If you want to know where you’re heading, you need to know where you’re starting from. You might think that this is a self-evident statement, but you’d be amazed just how many (especially recreational) endurance athletes blunder from workout to workout without even the vaguest idea of how effective their training actually is.
While progress in strength training is easy enough to monitor (you know how many reps you can lift for each exercise, and at what weight), assessing less tangible parameters such as aerobic capacity and lactate threshold is more difficult. The ultimate way of monitoring endurance performance of course is to race against the clock over a set distance. However, many recreational athletes do not compete regularly, and instead focus on one or two big events each year. In these circumstances, it’s harder to be confident that the training program you are following is delivering the goods.
Flat-out time trials are another way of testing progress but they are potentially draining, requiring very high levels of motivation for a lone athlete, and may also interfere with day-to-day training thanks to the much longer recovery period required. The good news is that it’s possible to get a reasonably reliable handle on your endurance progress (or lack of it) by performing a lower-intensity ‘sub-maximal’ aerobic test.
One of the most fundamental parameters for determining endurance capacity is maximum aerobic power, which is commonly abbreviated as VO2max(1). VO2max describes the maximum capacity of the body to absorb, transport and deliver oxygen to exercising muscles, and is measured in millilitres of oxygen per kilo of bodyweight per minute (mls/kg/min). This is a crucial parameter because unlike carbohydrate and fat (the other components of fueling energy production), oxygen cannot be stored in the body. Therefore, the faster oxygen can be absorbed and delivered to working muscles, the higher the intensity of exercise that can be sustained.
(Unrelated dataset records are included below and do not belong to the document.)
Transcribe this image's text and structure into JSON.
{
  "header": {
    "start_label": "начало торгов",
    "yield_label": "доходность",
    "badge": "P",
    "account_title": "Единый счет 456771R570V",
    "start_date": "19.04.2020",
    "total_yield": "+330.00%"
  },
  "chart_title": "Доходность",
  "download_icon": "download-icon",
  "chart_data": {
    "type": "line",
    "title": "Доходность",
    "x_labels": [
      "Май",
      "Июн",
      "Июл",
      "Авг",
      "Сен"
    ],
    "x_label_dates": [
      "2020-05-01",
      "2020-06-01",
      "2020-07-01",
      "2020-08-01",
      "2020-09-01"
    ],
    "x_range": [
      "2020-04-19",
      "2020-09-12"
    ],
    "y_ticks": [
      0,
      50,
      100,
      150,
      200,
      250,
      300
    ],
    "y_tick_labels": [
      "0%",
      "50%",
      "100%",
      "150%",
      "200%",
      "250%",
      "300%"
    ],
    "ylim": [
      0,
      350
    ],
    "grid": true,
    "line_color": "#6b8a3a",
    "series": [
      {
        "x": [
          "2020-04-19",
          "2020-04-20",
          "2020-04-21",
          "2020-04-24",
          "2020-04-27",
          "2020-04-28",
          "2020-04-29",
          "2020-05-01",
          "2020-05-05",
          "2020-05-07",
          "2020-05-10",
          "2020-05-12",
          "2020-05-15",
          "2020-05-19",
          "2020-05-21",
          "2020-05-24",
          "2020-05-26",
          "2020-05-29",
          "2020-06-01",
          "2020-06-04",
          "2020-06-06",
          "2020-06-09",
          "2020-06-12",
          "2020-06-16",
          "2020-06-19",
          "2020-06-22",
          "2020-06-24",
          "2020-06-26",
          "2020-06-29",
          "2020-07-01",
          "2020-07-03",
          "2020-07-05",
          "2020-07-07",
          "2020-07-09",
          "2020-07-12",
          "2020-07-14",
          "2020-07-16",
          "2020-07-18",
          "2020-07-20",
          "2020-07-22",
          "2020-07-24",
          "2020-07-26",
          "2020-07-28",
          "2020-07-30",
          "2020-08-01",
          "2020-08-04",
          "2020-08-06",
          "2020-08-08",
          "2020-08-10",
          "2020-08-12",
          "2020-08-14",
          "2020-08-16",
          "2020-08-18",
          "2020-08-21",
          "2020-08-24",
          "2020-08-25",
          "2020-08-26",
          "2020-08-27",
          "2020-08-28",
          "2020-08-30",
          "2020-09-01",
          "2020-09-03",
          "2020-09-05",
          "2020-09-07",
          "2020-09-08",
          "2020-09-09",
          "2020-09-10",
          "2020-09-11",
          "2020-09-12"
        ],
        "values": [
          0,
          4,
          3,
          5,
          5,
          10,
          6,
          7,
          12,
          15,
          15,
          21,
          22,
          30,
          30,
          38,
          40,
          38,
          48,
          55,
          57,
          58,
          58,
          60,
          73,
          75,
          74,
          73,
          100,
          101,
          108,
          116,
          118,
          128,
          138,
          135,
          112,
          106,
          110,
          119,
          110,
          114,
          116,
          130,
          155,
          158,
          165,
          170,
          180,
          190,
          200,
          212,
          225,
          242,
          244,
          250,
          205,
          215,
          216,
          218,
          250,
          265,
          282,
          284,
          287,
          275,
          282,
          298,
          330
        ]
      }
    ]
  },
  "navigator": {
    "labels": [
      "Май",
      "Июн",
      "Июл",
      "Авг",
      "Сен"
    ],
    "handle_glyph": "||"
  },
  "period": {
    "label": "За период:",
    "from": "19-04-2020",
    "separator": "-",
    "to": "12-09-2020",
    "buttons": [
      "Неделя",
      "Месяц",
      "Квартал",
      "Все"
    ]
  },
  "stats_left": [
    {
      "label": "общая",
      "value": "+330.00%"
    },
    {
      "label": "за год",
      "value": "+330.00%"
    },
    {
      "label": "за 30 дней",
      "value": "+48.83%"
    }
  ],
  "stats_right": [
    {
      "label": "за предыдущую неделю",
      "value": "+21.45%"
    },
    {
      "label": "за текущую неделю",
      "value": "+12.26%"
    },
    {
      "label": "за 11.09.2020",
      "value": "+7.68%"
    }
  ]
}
Over the last twenty years or so, it’s true that more sophisticated measures of endurance performance have emerged for assessing endurance capacity in a race situation – for example, maximal lactate steady state’ (MLSS - defined as the maximum workload that the body can sustain without the rapid accumulation of lactate in the bloodstream)(2,3). But the problem with using a measure such as MLSS is that it requires lactate monitoring technology and a lab environment for testing, which is beyond the means of nearly all independent and recreational athletes. This is why simple sub-maximal testing usually targets estimates of VO2max, which can be carried out in a home or gym environment.
A sub-maximal test for aerobic power essential measures oxygen carrying ability at ‘part-throttle’ and then uses theoretical maximum heart rate to extrapolate upwards and predict the maximum oxygen carrying power if you were forced to work flat out. Although considerably less accurate than a maximal test, there are certain advantages, including the following:
• For starters, athletes who test this way will not have to suffer the “I’m going to die/vomit/faint” feeling that inevitably follows, as anyone who’s done a maximal test will confirm!
• Secondly, the reasonably gentle nature of the test means that it can easily be slotted in before a workout and then training continued as normal.
• Thirdly, sub-maximal tests are much more suitable for novice and older athletes; maximal testing carries a small but significant risk of a cardiac event in those without a solid endurance training background – a risk that is accentuated as the years tick by(4). [NB – this should be borne in mind by coaches of novice or older athletes, and also explains why most fitness clubs and sports centres that offer fitness assessment procedures invariably use sub-maximal testing.]
Sub-maximal aerobic power tests only require two actual measurements to be made at most. The first is what the energy output is. This is because to produce energy the body needs to ‘burn’ fuel in the presence of oxygen. Since it takes roughly a litre of pure oxygen to produce 5kcals of chemical energy, if you know someone’s power output in calories per minute (or in the other frequently used units i.e. Watts) then you know how much oxygen they’re using. Thus someone who is burning 600 calories per hour is using 10 calories per minute or two litres of oxygen per minute.
The second thing you have to know is the heart rate. It just so happens that over much of the heart rate range, there is a fairly linear relationship between the heart rate and the amount of oxygen being consumed. This means that if you know how much oxygen is being consumed at a ‘sub-maximal’ (and comfortable) heart rate and you know the theoretical maximum heart rate, then you can extrapolate upwards to calculate someone’s theoretical VO2 max – ie maximum oxygen consumption in litres per minute if pushed flat out (at which point their heart rate would hit its maximum).
Finally, because bigger bodies need bigger engines to drive them, dividing the maximum oxygen uptake figure (in litres per minute), by weight in kilos will tell you how much oxygen (and therefore energy) each kilo of body weight has to play with at full-throttle. This gives a good indication of performance capabilities in most endurance sports where athletes have to contend with gravity (ie where weight affects performance – eg running, road and mountain biking and triathlon). Where there’s no impact of gravity and body weight is supported (eg rowing, track cycling), absolute V02max may be a more useful measure of performance.